La margen izquierda de Montería lleva semanas bajo el agua. Cientos de familias han visto sus hogares inundados, sus enseres destruidos y su cotidianidad arrasada por una emergencia que no distingue de ideologías ni de temporadas electorales. Sin embargo, cuando el Concejo Municipal tuvo la oportunidad de actuar, una decisión política lo impidió.
El pasado 20 de octubre, en plena sesión del cabildo monteriano, se discutía un proyecto orientado a agilizar la entrega de ayudas inmediatas a los damnificados de la margen izquierda del municipio.
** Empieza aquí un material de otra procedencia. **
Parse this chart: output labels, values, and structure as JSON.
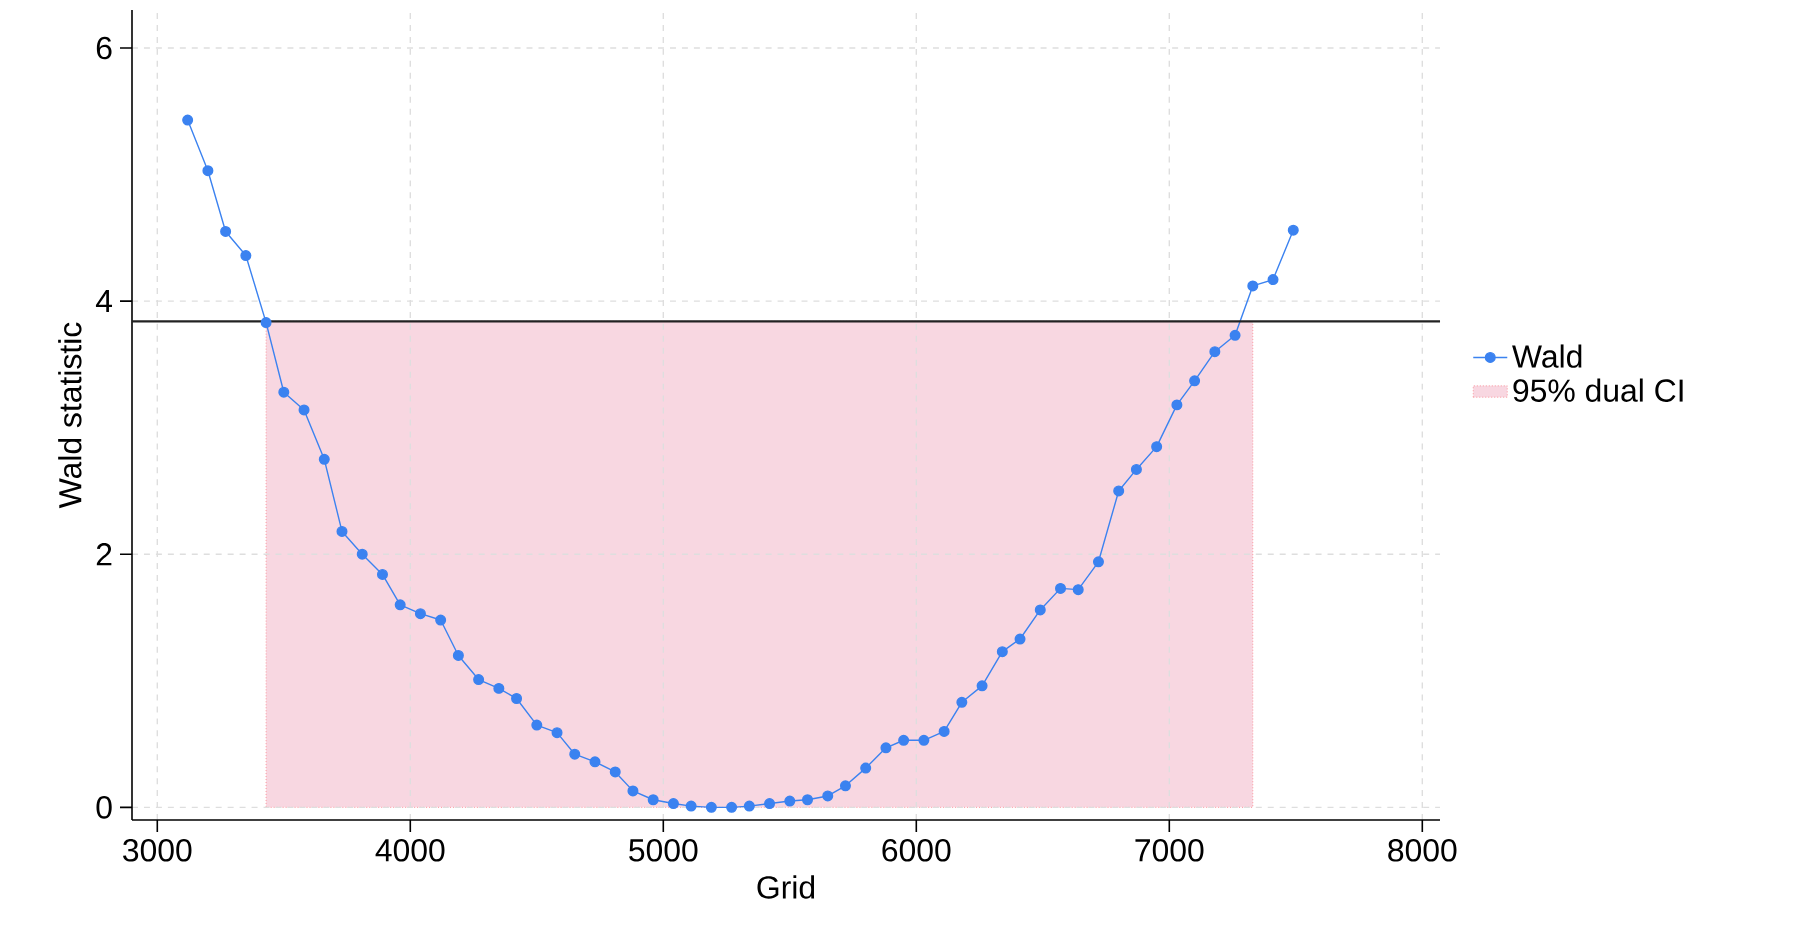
{
  "chart_data": {
    "type": "line",
    "xlabel": "Grid",
    "ylabel": "Wald statistic",
    "xlim": [
      2900,
      8070
    ],
    "ylim": [
      -0.1,
      6.3
    ],
    "xticks": [
      3000,
      4000,
      5000,
      6000,
      7000,
      8000
    ],
    "yticks": [
      0,
      2,
      4,
      6
    ],
    "grid": true,
    "legend": "right",
    "line_style": "solid",
    "series": [
      {
        "name": "Wald",
        "color": "#3b82f0",
        "marker": "circle",
        "x": [
          3120,
          3200,
          3270,
          3350,
          3430,
          3500,
          3580,
          3660,
          3730,
          3810,
          3890,
          3960,
          4040,
          4120,
          4190,
          4270,
          4350,
          4420,
          4500,
          4580,
          4650,
          4730,
          4810,
          4880,
          4960,
          5040,
          5110,
          5190,
          5270,
          5340,
          5420,
          5500,
          5570,
          5650,
          5720,
          5800,
          5880,
          5950,
          6030,
          6110,
          6180,
          6260,
          6340,
          6410,
          6490,
          6570,
          6640,
          6720,
          6800,
          6870,
          6950,
          7030,
          7100,
          7180,
          7260,
          7330,
          7410,
          7490
        ],
        "values": [
          5.43,
          5.03,
          4.55,
          4.36,
          3.83,
          3.28,
          3.14,
          2.75,
          2.18,
          2.0,
          1.84,
          1.6,
          1.53,
          1.48,
          1.2,
          1.01,
          0.94,
          0.86,
          0.65,
          0.59,
          0.42,
          0.36,
          0.28,
          0.13,
          0.06,
          0.03,
          0.01,
          0.0,
          0.0,
          0.01,
          0.03,
          0.05,
          0.06,
          0.09,
          0.17,
          0.31,
          0.47,
          0.53,
          0.53,
          0.6,
          0.83,
          0.96,
          1.23,
          1.33,
          1.56,
          1.73,
          1.72,
          1.94,
          2.5,
          2.67,
          2.85,
          3.18,
          3.37,
          3.6,
          3.73,
          4.12,
          4.17,
          4.56
        ]
      },
      {
        "name": "95% dual CI",
        "type": "area",
        "color": "#f8d7e1",
        "x": [
          3430,
          7330
        ],
        "values": [
          3.84,
          3.84
        ]
      }
    ],
    "ref_lines": [
      {
        "axis": "y",
        "value": 3.84,
        "color": "#222222"
      }
    ]
  }
}
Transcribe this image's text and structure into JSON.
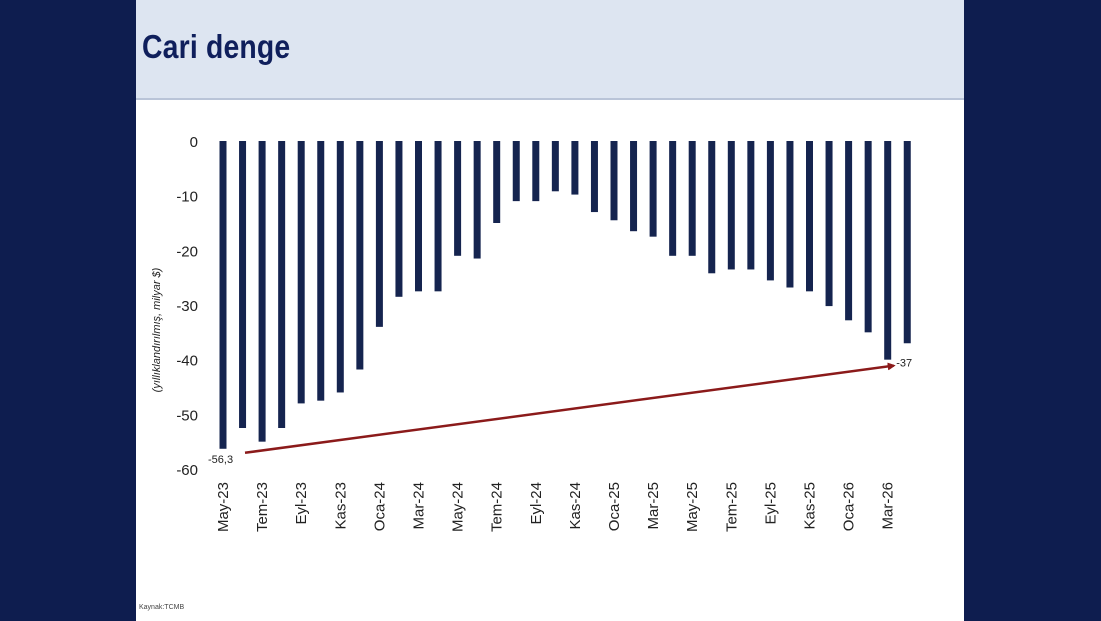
{
  "slide": {
    "title": "Cari denge",
    "source": "Kaynak:TCMB"
  },
  "colors": {
    "frame": "#0e1d4f",
    "bar": "#15244f",
    "arrow": "#8b1a1a",
    "header_bg": "#dde5f1"
  },
  "chart_data": {
    "type": "bar",
    "title": "",
    "ylabel": "(yıllıklandırılmış, milyar $)",
    "ylim": [
      -60,
      0
    ],
    "yticks": [
      0,
      -10,
      -20,
      -30,
      -40,
      -50,
      -60
    ],
    "grid": false,
    "categories": [
      "May-23",
      "Haz-23",
      "Tem-23",
      "Ağu-23",
      "Eyl-23",
      "Eki-23",
      "Kas-23",
      "Ara-23",
      "Oca-24",
      "Şub-24",
      "Mar-24",
      "Nis-24",
      "May-24",
      "Haz-24",
      "Tem-24",
      "Ağu-24",
      "Eyl-24",
      "Eki-24",
      "Kas-24",
      "Ara-24",
      "Oca-25",
      "Şub-25",
      "Mar-25",
      "Nis-25",
      "May-25",
      "Haz-25",
      "Tem-25",
      "Ağu-25",
      "Eyl-25",
      "Eki-25",
      "Kas-25",
      "Ara-25",
      "Oca-26",
      "Şub-26",
      "Mar-26",
      "Nis-26"
    ],
    "visible_tick_labels": [
      "May-23",
      "Tem-23",
      "Eyl-23",
      "Kas-23",
      "Oca-24",
      "Mar-24",
      "May-24",
      "Tem-24",
      "Eyl-24",
      "Kas-24",
      "Oca-25",
      "Mar-25",
      "May-25",
      "Tem-25",
      "Eyl-25",
      "Kas-25",
      "Oca-26",
      "Mar-26"
    ],
    "series": [
      {
        "values": [
          -56.3,
          -52.5,
          -55,
          -52.5,
          -48,
          -47.5,
          -46,
          -41.8,
          -34,
          -28.5,
          -27.5,
          -27.5,
          -21,
          -21.5,
          -15,
          -11,
          -11,
          -9.2,
          -9.8,
          -13,
          -14.5,
          -16.5,
          -17.5,
          -21,
          -21,
          -24.2,
          -23.5,
          -23.5,
          -25.5,
          -26.8,
          -27.5,
          -30.2,
          -32.8,
          -35,
          -40,
          -37
        ]
      }
    ],
    "annotations": [
      {
        "text": "-56,3",
        "category": "May-23",
        "value": -56.3
      },
      {
        "text": "-37",
        "category": "Nis-26",
        "value": -37
      }
    ],
    "trend_arrow": {
      "from": {
        "category": "May-23",
        "value": -56.3
      },
      "to": {
        "category": "Mar-26",
        "value": -40
      }
    }
  }
}
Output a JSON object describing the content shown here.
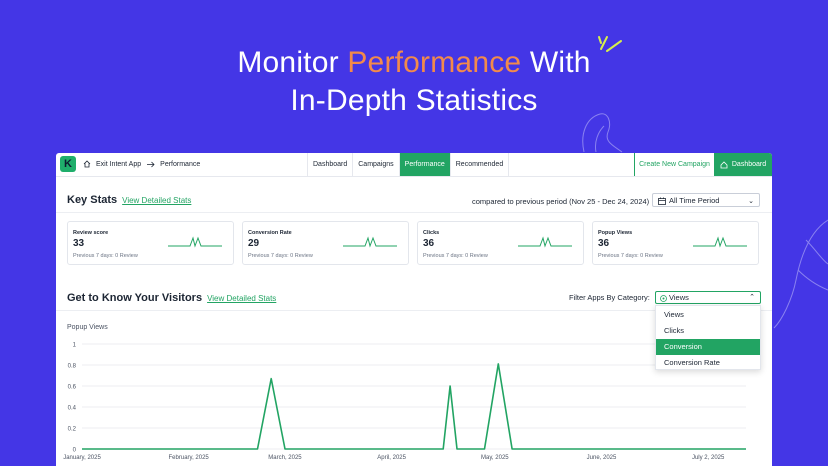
{
  "hero": {
    "line1_before": "Monitor ",
    "line1_accent": "Performance",
    "line1_after": " With",
    "line2": "In-Depth Statistics"
  },
  "colors": {
    "background": "#4436e6",
    "accent": "#f28a4b",
    "brand_green": "#22a463"
  },
  "app": {
    "logo_letter": "K",
    "breadcrumb": {
      "home_icon": "home-icon",
      "app": "Exit Intent App",
      "separator_icon": "arrow-right-icon",
      "current": "Performance"
    },
    "tabs": [
      {
        "label": "Dashboard",
        "active": false
      },
      {
        "label": "Campaigns",
        "active": false
      },
      {
        "label": "Performance",
        "active": true
      },
      {
        "label": "Recommended",
        "active": false
      }
    ],
    "create_button": "Create New Campaign",
    "dashboard_button": "Dashboard"
  },
  "key_stats": {
    "title": "Key Stats",
    "link": "View Detailed Stats",
    "compare_text": "compared to previous period (Nov 25 - Dec 24, 2024)",
    "period_select": "All Time Period",
    "cards": [
      {
        "label": "Review score",
        "value": "33",
        "sub": "Previous 7 days: 0 Review"
      },
      {
        "label": "Conversion Rate",
        "value": "29",
        "sub": "Previous 7 days: 0 Review"
      },
      {
        "label": "Clicks",
        "value": "36",
        "sub": "Previous 7 days: 0 Review"
      },
      {
        "label": "Popup Views",
        "value": "36",
        "sub": "Previous 7 days: 0 Review"
      }
    ]
  },
  "visitors": {
    "title": "Get to Know Your Visitors",
    "link": "View Detailed Stats",
    "filter_label": "Filter Apps By Category:",
    "filter_value": "Views",
    "dropdown_options": [
      {
        "label": "Views",
        "selected": false
      },
      {
        "label": "Clicks",
        "selected": false
      },
      {
        "label": "Conversion",
        "selected": true
      },
      {
        "label": "Conversion Rate",
        "selected": false
      }
    ]
  },
  "chart_data": {
    "type": "line",
    "title": "Popup Views",
    "yticks": [
      "0",
      "0.2",
      "0.4",
      "0.6",
      "0.8",
      "1"
    ],
    "ylim": [
      0,
      1
    ],
    "xlim": [
      0,
      193
    ],
    "xticks": [
      {
        "label": "January, 2025",
        "x": 0
      },
      {
        "label": "February, 2025",
        "x": 31
      },
      {
        "label": "March, 2025",
        "x": 59
      },
      {
        "label": "April, 2025",
        "x": 90
      },
      {
        "label": "May, 2025",
        "x": 120
      },
      {
        "label": "June, 2025",
        "x": 151
      },
      {
        "label": "July 2, 2025",
        "x": 182
      }
    ],
    "series": [
      {
        "color": "#22a463",
        "points": [
          [
            0,
            0
          ],
          [
            51,
            0
          ],
          [
            55,
            0.67
          ],
          [
            59,
            0
          ],
          [
            105,
            0
          ],
          [
            107,
            0.6
          ],
          [
            109,
            0
          ],
          [
            117,
            0
          ],
          [
            121,
            0.81
          ],
          [
            125,
            0
          ],
          [
            193,
            0
          ]
        ]
      }
    ]
  }
}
La iniciativa no buscaba reformar el Estado ni reescribir presupuestos: era una medida de emergencia, concreta y urgente, diseñada para llevar alivio rápido a quienes más lo necesitaban. No obstante, el concejal vinculado políticamente a Juan David Rangel —conocido en los círculos locales como el 20— se opuso a la misma, bloqueando su curso en el momento más crítico.
Rangel, quien ejerce una influencia reconocida sobre su pupilo político Emery Hernández, habría orientado esa posición desde las bambalinas del poder local. Una jugada que, a la luz de los hechos posteriores, resulta difícil de justificar ante la ciudadanía.
El agua no espera sesiones ni cálculos
La situación en la margen izquierda de Montería no ha hecho más que agravarse. Lo que pudo haberse atendido con mayor celeridad institucional se convirtió en una crisis prolongada, en parte por la dilación política en el órgano de control local. Mientras el Sinú seguía su curso destructivo, desde el Concejo se prefirió el freno burocrático al socorro humano.
Este contraste entre la urgencia en las calles y la parsimonia en el recinto oficial quedó dramáticamente expuesto cuando Lenin Masón se presentó directamente en el Concejo acompañado por un grupo de damnificados. No llegaron con pancartas partidistas ni arengas ideológicas: llegaron a hablar de agua dentro de sus casas, de pérdidas materiales y de un abandono que sienten en carne propia. La escena puso en evidencia la brecha que, en ocasiones, separa a los representantes del pueblo de quienes los eligieron.
Voces aliadas al servicio del desprecio
A la parálisis institucional se suma otro fenómeno igualmente preocupante: la narrativa que circula en algunos espacios radiales locales, entre ellos emisoras como La Costeña, donde voces cercanas al establecimiento político habrían intentado minimizar la magnitud de la crisis o desacreditar a las personas afectadas. Restar credibilidad a quienes han perdido su vivienda no es una postura informativa; es, en el mejor de los casos, una operación de encubrimiento político.
Trivializar el dolor de una comunidad entera desde la comodidad de un micrófono dice mucho sobre las prioridades de quienes lo hacen.
La memoria ciudadana, el verdadero árbitro
En la política local, los movimientos de fichas suelen tener consecuencias de corto plazo. Lo que a veces se olvida es que las comunidades afectadas tienen memoria larga. Juan David Rangel puede haber considerado que una concesión menor bastaría para mantener su influencia intacta, pero la realidad de la margen izquierda inundada es un recordatorio permanente de lo que ocurrió el 20 de octubre en el Concejo.
Cuando las aguas bajen y Montería comience a contabilizar daños, también comenzará a contabilizar responsabilidades. Y en ese ejercicio ciudadano, los nombres de quienes eligieron el cálculo político sobre el socorro humano estarán escritos con tinta indeleble.
La pregunta que queda sobre la mesa es sencilla y brutal a la vez: ¿cuánto le costó a las familias esa decisión tomada en el Concejo?